Monday, 24 April 2017


We meet up in Eyam's central car park across from the museum and are surprised to find it empty despite there being plenty of people about. Then we see the sign for the free car park (honesty box for donations) so we swiftly move.

We have both dogs today, Mollie and Scamp, and they both seem eager to be off. It is rather dull, and the forecast isn't brilliant, so we make sure we're prepared although we aren't likely to be doing much offroad walking.

 We drop down to the village and turn right. We've never been to this part of the village before but it is rather pretty. We spy on path on the opposite side of the road, Tideswell Lane, though it is -these days at least- merely a rough track.

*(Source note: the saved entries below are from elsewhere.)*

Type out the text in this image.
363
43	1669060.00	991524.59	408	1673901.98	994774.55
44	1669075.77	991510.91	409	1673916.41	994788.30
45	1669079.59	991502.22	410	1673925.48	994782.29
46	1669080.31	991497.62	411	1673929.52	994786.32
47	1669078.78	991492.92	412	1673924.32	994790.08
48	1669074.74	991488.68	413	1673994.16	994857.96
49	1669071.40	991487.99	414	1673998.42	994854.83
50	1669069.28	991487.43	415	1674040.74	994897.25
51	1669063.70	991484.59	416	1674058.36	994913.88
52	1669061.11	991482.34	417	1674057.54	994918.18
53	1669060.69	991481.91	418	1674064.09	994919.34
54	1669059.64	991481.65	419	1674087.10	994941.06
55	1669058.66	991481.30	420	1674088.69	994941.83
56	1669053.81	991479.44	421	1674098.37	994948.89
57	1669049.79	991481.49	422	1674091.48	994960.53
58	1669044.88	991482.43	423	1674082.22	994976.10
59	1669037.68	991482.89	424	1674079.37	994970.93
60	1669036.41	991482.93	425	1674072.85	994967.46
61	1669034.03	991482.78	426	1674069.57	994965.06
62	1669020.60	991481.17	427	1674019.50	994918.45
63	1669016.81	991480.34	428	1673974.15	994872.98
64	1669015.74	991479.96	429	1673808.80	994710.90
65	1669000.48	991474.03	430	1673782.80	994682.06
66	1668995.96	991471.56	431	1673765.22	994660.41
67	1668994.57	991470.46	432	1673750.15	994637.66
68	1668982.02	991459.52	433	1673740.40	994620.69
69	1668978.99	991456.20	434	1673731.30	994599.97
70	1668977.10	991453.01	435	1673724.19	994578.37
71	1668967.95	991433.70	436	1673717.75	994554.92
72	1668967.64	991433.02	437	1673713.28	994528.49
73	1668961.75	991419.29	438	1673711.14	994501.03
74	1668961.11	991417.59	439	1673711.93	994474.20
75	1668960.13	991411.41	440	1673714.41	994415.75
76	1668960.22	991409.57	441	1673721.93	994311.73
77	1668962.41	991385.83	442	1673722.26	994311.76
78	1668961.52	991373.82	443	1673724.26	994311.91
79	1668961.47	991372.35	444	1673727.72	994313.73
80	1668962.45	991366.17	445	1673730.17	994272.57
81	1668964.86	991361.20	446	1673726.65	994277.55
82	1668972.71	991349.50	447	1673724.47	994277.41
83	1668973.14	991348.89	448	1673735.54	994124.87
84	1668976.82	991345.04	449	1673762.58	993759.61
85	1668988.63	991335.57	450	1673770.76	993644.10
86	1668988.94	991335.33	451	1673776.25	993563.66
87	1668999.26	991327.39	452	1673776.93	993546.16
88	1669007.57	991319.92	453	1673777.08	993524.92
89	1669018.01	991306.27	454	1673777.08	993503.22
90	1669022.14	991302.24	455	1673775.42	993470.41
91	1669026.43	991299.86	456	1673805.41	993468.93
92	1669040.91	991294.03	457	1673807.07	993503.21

We have soon left the few houses behind us and walk along the rough track between the limestone walls. There are fields at either side and some rather good views too. The path undulates and curves around a little, but it is fairly easy walking.
When the lane ends we take a sharp right onto Foolow lane, avoiding the busy A623. Almost immediately, on our right, the grass verge is covered with low growing white flowers. They take a bit of tracking down to identify them, but they turn out to be Creeping Comfrey, or Symphytum grandiflorum.
 Symphytum grandiflorum - Graham Calow - Footpath off Park Road, Cosby - 04 April 2016
We continue down the lane towards Foolow. We have never actually been here before and find it to be a really pretty village.

There is a rather good looking pub that is just opening up for the lunchtime trade.
And a really quaint old chapel....
...which sits across the road from the green and duck pond.
We take the right hand lane, Bradshaw Lane, immediately after the small chapel, which gives us a long but steady road walk. But we see our first spring lambs in the fields.
It is quite a long road, and the last part of it is pretty steep, but we crest the top and clamber over a stile to sit with our backs to a wall and a view ahead while we eat lunch. It's quite chilly though, so we don't exactly linger.

The road continues along and comes to the familiar Sir William Hill Road.
At the end of this road, or rather, track, we turn right. We still have tarmac underfoot but the road isn't a busy one. This is Edge Road, and we pass Mompesson's Well, pausing briefly to reflect on the events of the plague for which Eyam is famous.
As the road bends we decide to take the path through the woods on our left. And since the sun has decided to come out it turns out to be a good choice. We cross Hollow Brook at the bottom of the woods and climb up again past an inquisitive horse in an adjacent field.
We have some good views over the village as we walk along the rutted tractor track, and soon we are on a tiny side road that drops down to the village centre.
From here it is a short stroll through the village and back to the car park. We have done a fair amount of road walking today but it has actually been quite pleasant and we have enjoyed visiting places we have somehow missed in the past.